Rapid risk assessment: Paediatric inflammatory multisystem syndrome and SARS -CoV-2 infection in children

Risk assessment
Cite:

European Centre for Disease Prevention and Control. Paediatric inflammatory multisystem syndrome and SARS-CoV-2 infection in children – 15 May 2020. ECDC: Stockholm; 2020.

Several countries affected by the coronavirus disease (COVID-19) pandemic recently reported cases of children that were hospitalised in intensive care due to a rare paediatric inflammatory multisystem syndrome (PIMS). The presenting signs and symptoms are a mix of the ones for Kawasaki disease (KD) and toxic shock syndrome (TSS) and are characterised, among others, by fever, abdominal pain and cardiac involvement. A possible temporal association with SARS-COV-2 infection has been hypothesised because some of the children that were tested for SARS-CoV-2 infection were either positive by polymerase chain reaction (PCR) or serology.

Executive summary

In total, about 230 suspected cases of this new paediatric inflammatory multisystem syndrome temporally associated with SARS-CoV-2 infection (PIMS-TS) have been reported in EU/EEA countries and the UK in 2020, including two fatalities, one in the UK and one in France. These cases are being further investigated.

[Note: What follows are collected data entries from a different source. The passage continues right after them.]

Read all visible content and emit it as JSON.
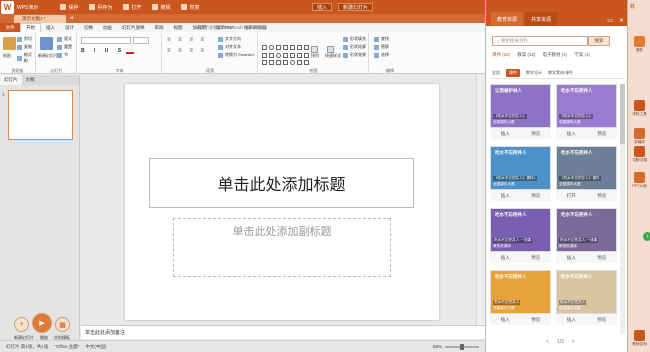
{
  "app": {
    "name": "WPS演示",
    "doc_tab": "演示文稿1 *",
    "doc_title": "演示文稿1 - Microsoft PowerPoint"
  },
  "quick_access": [
    "保存",
    "另存为",
    "打开",
    "撤销",
    "恢复"
  ],
  "titlebar_buttons": [
    "插入",
    "新建幻灯片"
  ],
  "ribbon_tabs": [
    "文件",
    "开始",
    "插入",
    "设计",
    "切换",
    "动画",
    "幻灯片放映",
    "审阅",
    "视图",
    "加载项",
    "福昕PDF",
    "福昕阅读器"
  ],
  "ribbon_groups": {
    "clipboard": {
      "label": "剪贴板",
      "items": [
        "粘贴",
        "剪切",
        "复制",
        "格式刷"
      ]
    },
    "slides": {
      "label": "幻灯片",
      "items": [
        "新建幻灯片",
        "版式",
        "重置",
        "节"
      ]
    },
    "font": {
      "label": "字体"
    },
    "paragraph": {
      "label": "段落",
      "items": [
        "文字方向",
        "对齐文本",
        "转换为 SmartArt"
      ]
    },
    "drawing": {
      "label": "绘图",
      "items": [
        "排列",
        "快速样式",
        "形状填充",
        "形状轮廓",
        "形状效果"
      ]
    },
    "editing": {
      "label": "编辑",
      "items": [
        "查找",
        "替换",
        "选择"
      ]
    }
  },
  "left_panel": {
    "tabs": [
      "幻灯片",
      "大纲"
    ],
    "thumb_number": "1",
    "buttons": [
      "新建幻灯片",
      "播放",
      "文档模板"
    ]
  },
  "slide": {
    "title_placeholder": "单击此处添加标题",
    "subtitle_placeholder": "单击此处添加副标题"
  },
  "notes_placeholder": "单击此处添加备注",
  "statusbar": {
    "slide_info": "幻灯片 第1张，共1张",
    "theme": "\"Office 主题\"",
    "language": "中文(中国)",
    "zoom": "58%"
  },
  "resource_panel": {
    "tabs": [
      "教育资源",
      "共享资源"
    ],
    "search_placeholder": "搜索相关资料",
    "search_button": "搜索",
    "categories": [
      "课件 (25)",
      "教案 (12)",
      "电子教材 (1)",
      "学案 (1)"
    ],
    "filters": [
      "全部",
      "课件",
      "教学设计",
      "教学素材/课件"
    ],
    "cards": [
      {
        "heading": "让我做护林人",
        "line1": "《吃水不忘挖井人》",
        "line2": "全国课件大赛",
        "teacher": "杨小静",
        "actions": [
          "插入",
          "预览"
        ],
        "bg": "#8e72c6"
      },
      {
        "heading": "吃水不忘挖井人",
        "line1": "《吃水不忘挖井人》",
        "line2": "全国课件大赛",
        "teacher": "马晓明",
        "actions": [
          "插入",
          "预览"
        ],
        "bg": "#9b7bd1"
      },
      {
        "heading": "吃水不忘挖井人",
        "line1": "《吃水不忘挖井人》课件1",
        "line2": "全国课件大赛",
        "teacher": "",
        "actions": [
          "插入",
          "预览"
        ],
        "bg": "#4c91c8"
      },
      {
        "heading": "吃水不忘挖井人",
        "line1": "《吃水不忘挖井人》课件",
        "line2": "全国课件大赛",
        "teacher": "",
        "actions": [
          "打开",
          "预览"
        ],
        "bg": "#6c7f96"
      },
      {
        "heading": "吃水不忘挖井人",
        "line1": "吃水不忘挖井人·一线课",
        "line2": "教育资源库",
        "teacher": "",
        "actions": [
          "插入",
          "预览"
        ],
        "bg": "#7a5fb0"
      },
      {
        "heading": "吃水不忘挖井人",
        "line1": "吃水不忘挖井人·一线课",
        "line2": "教育资源库",
        "teacher": "",
        "actions": [
          "插入",
          "预览"
        ],
        "bg": "#7a6a9a"
      },
      {
        "heading": "吃水不忘挖井人",
        "line1": "吃水不忘挖井人",
        "line2": "全国课件大赛",
        "teacher": "",
        "actions": [
          "插入",
          "预览"
        ],
        "bg": "#e8a23a"
      },
      {
        "heading": "吃水不忘挖井人",
        "line1": "吃水不忘挖井人",
        "line2": "全国课件大赛",
        "teacher": "",
        "actions": [
          "插入",
          "预览"
        ],
        "bg": "#d9c4a0"
      }
    ],
    "pager": {
      "prev": "<",
      "page": "1/2",
      "next": ">"
    }
  },
  "sidebar": {
    "top_label": "教",
    "items": [
      {
        "label": "课件",
        "color": "#e07a35"
      },
      {
        "label": "学科工具",
        "color": "#c9561e"
      },
      {
        "label": "多媒体",
        "color": "#d46a2e"
      },
      {
        "label": "习题/试卷",
        "color": "#c9561e"
      },
      {
        "label": "PPT大纲",
        "color": "#d46a2e"
      },
      {
        "label": "教师空间",
        "color": "#c9561e"
      }
    ]
  },
  "colors": {
    "accent": "#c9561e",
    "panel_header": "#c9561e"
  }
}
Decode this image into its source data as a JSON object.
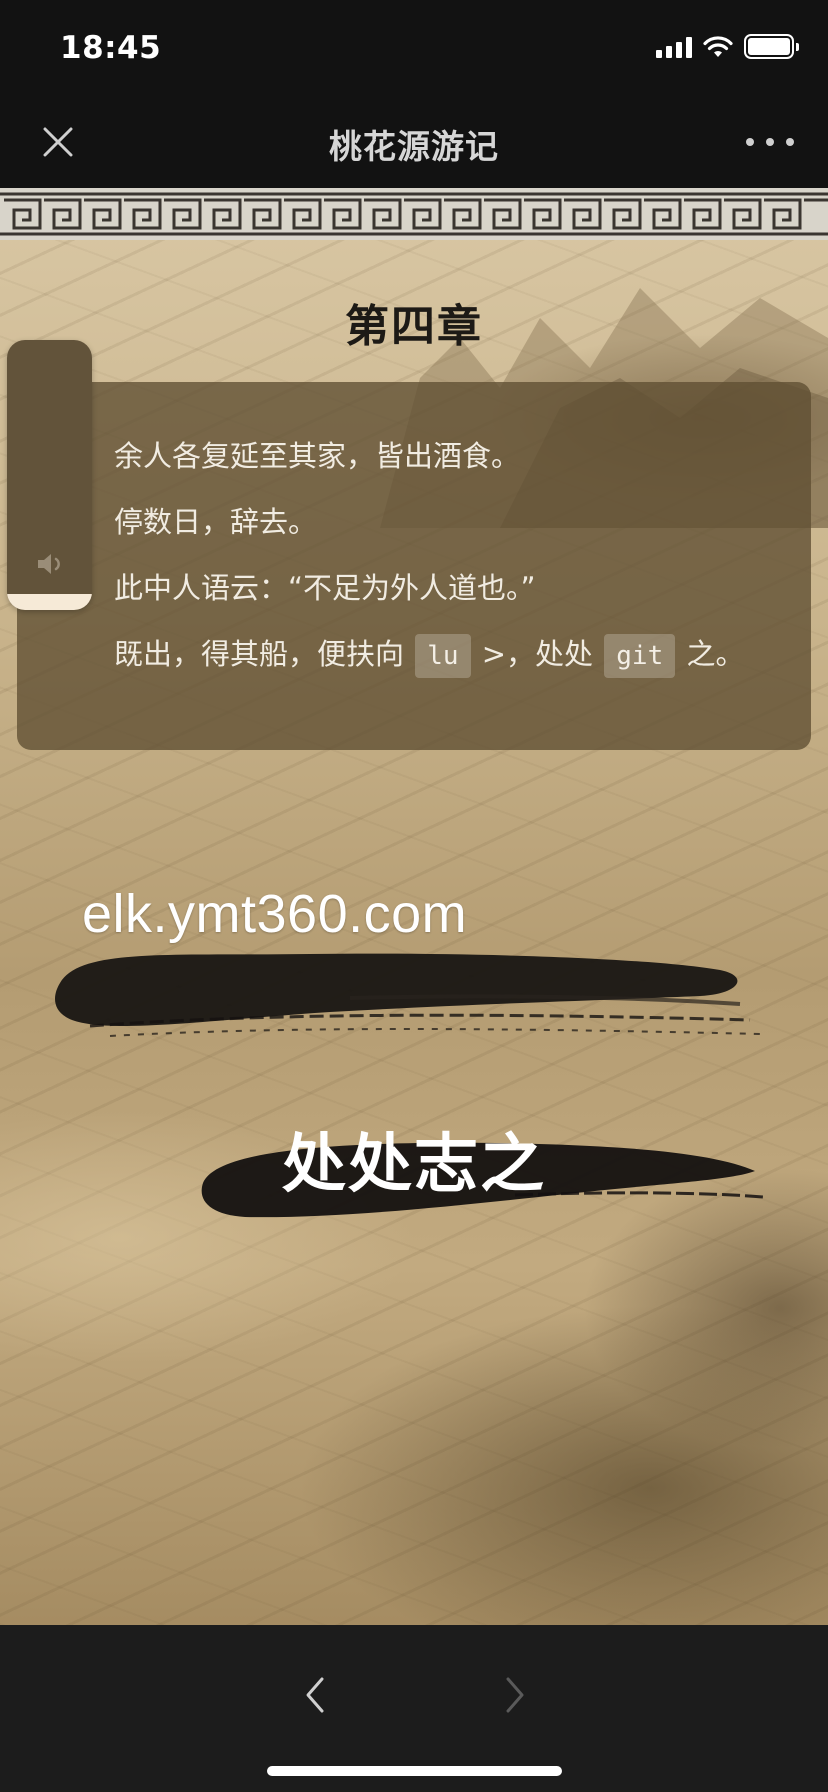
{
  "status_bar": {
    "time": "18:45",
    "icons": [
      "signal-icon",
      "wifi-icon",
      "battery-icon"
    ]
  },
  "nav": {
    "title": "桃花源游记",
    "close_icon": "close-icon",
    "more_icon": "more-icon"
  },
  "chapter": {
    "title": "第四章",
    "lines": [
      {
        "text": "余人各复延至其家，皆出酒食。"
      },
      {
        "text": "停数日，辞去。"
      },
      {
        "text": "此中人语云：“不足为外人道也。”"
      },
      {
        "part1": "既出，得其船，便扶向 ",
        "code1": "lu",
        "part2": " >，处处 ",
        "code2": "git",
        "part3": " 之。"
      }
    ]
  },
  "audio": {
    "icon": "volume-icon",
    "level": 0.06
  },
  "overlay": {
    "url": "elk.ymt360.com",
    "slogan": "处处志之"
  },
  "bottom_bar": {
    "back_icon": "chevron-left-icon",
    "forward_icon": "chevron-right-icon",
    "forward_enabled": false
  },
  "colors": {
    "accent_card": "#5f4e32",
    "slider_fill": "#f6ead7",
    "bar_background": "#121212"
  }
}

So far, epidemiological studies have shown that children appear to be less affected by COVID-19. Only 2.1% of all laboratory-confirmed COVID-19 cases reported to The European Surveillance System (TESSy) were in the age group between 0 and 14 years of age.

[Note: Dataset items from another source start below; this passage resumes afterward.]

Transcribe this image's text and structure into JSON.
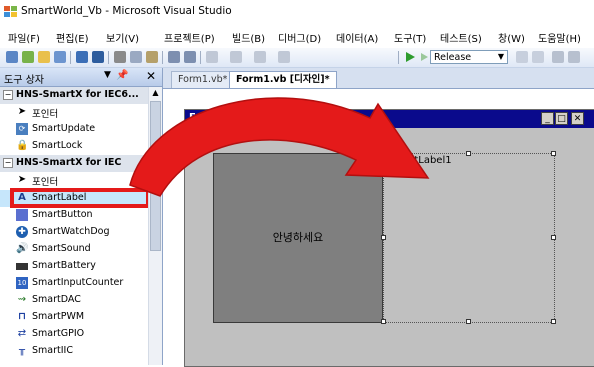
{
  "window": {
    "title": "SmartWorld_Vb - Microsoft Visual Studio"
  },
  "menu": [
    "파일(F)",
    "편집(E)",
    "보기(V)",
    "프로젝트(P)",
    "빌드(B)",
    "디버그(D)",
    "데이터(A)",
    "도구(T)",
    "테스트(S)",
    "창(W)",
    "도움말(H)"
  ],
  "toolbar": {
    "configuration": "Release"
  },
  "toolbox": {
    "title": "도구 상자",
    "items": [
      {
        "type": "group",
        "label": "HNS-SmartX for IEC6...",
        "icon": "minus-box-icon"
      },
      {
        "type": "item",
        "label": "포인터",
        "icon": "pointer-icon"
      },
      {
        "type": "item",
        "label": "SmartUpdate",
        "icon": "update-icon"
      },
      {
        "type": "item",
        "label": "SmartLock",
        "icon": "lock-icon"
      },
      {
        "type": "group",
        "label": "HNS-SmartX for IEC",
        "icon": "minus-box-icon"
      },
      {
        "type": "item",
        "label": "포인터",
        "icon": "pointer-icon"
      },
      {
        "type": "item",
        "label": "SmartLabel",
        "icon": "label-a-icon",
        "selected": true
      },
      {
        "type": "item",
        "label": "SmartButton",
        "icon": "button-icon"
      },
      {
        "type": "item",
        "label": "SmartWatchDog",
        "icon": "watchdog-icon"
      },
      {
        "type": "item",
        "label": "SmartSound",
        "icon": "speaker-icon"
      },
      {
        "type": "item",
        "label": "SmartBattery",
        "icon": "battery-icon"
      },
      {
        "type": "item",
        "label": "SmartInputCounter",
        "icon": "counter-icon"
      },
      {
        "type": "item",
        "label": "SmartDAC",
        "icon": "dac-icon"
      },
      {
        "type": "item",
        "label": "SmartPWM",
        "icon": "pwm-icon"
      },
      {
        "type": "item",
        "label": "SmartGPIO",
        "icon": "gpio-icon"
      },
      {
        "type": "item",
        "label": "SmartIIC",
        "icon": "iic-icon"
      }
    ]
  },
  "tabs": [
    {
      "label": "Form1.vb*",
      "active": false
    },
    {
      "label": "Form1.vb [디자인]*",
      "active": true
    }
  ],
  "designer": {
    "form_title": "Form1",
    "panel_text": "안녕하세요",
    "smartlabel_text": "SmartLabel1"
  },
  "colors": {
    "form_titlebar": "#0a0a8c",
    "form_bg": "#c0c0c0",
    "panel_bg": "#7f7f7f",
    "highlight_red": "#e41a1a",
    "selected_row": "#c6e6fb"
  }
}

To date, an association between SARS-CoV-2 infection and this new clinical entity of multisystem inflammation has not yet been established, although an association appears plausible. At current, the risk is assessed as follows:

  • The overall risk of COVID-19 in children in the EU/EEA and UK is currently considered low, based on a low probability of COVID-19 in children and a moderate impact of such disease.
  • The overall risk of PIMS-TS in children in the EU/EEA and the UK – is considered low, based on a verylow probability of PIMS-TS in children and a high impact of such disease.

While the clinical management of these children has absolute priority, data collection from EU/EEA Member States and the UK would strengthen the body of knowledge for this rare condition and allow for a better analysis of these cases. An analysis of surveillance data could clarify the incidence of KD/PIMS and identify the most affected age groups and risk factors for both conditions.

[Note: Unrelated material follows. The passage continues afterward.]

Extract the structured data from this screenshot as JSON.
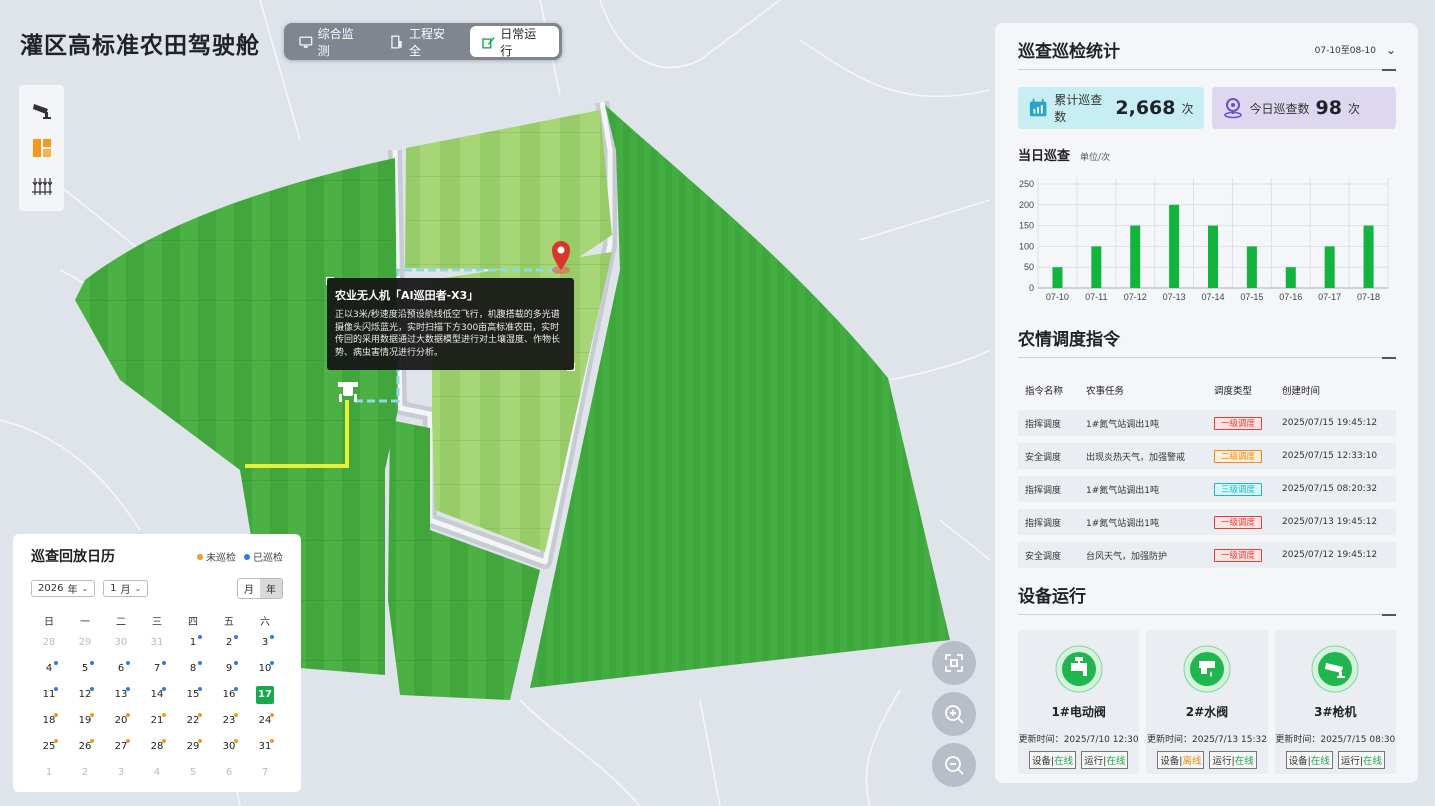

ECDC has agreed with the EU/EAA Member States and the UK to include PIMS as a possible complication to be reported for EU-level COVID-19 surveillance. Research efforts should aim at a) determining the role of SARS-CoV-2 in the pathogenesis of PIMS-TS and b) answering other significant remaining questions.

Risk communication is needed to raise awareness in the medical community about PIMS-TS and inform parents and caregivers about signs and symptoms. The importance of timely contact with a healthcare worker should be stressed. Risk communication should emphasise that PIMS-TS is a rare condition and that its potential link with COVID-19 is neither established nor well understood.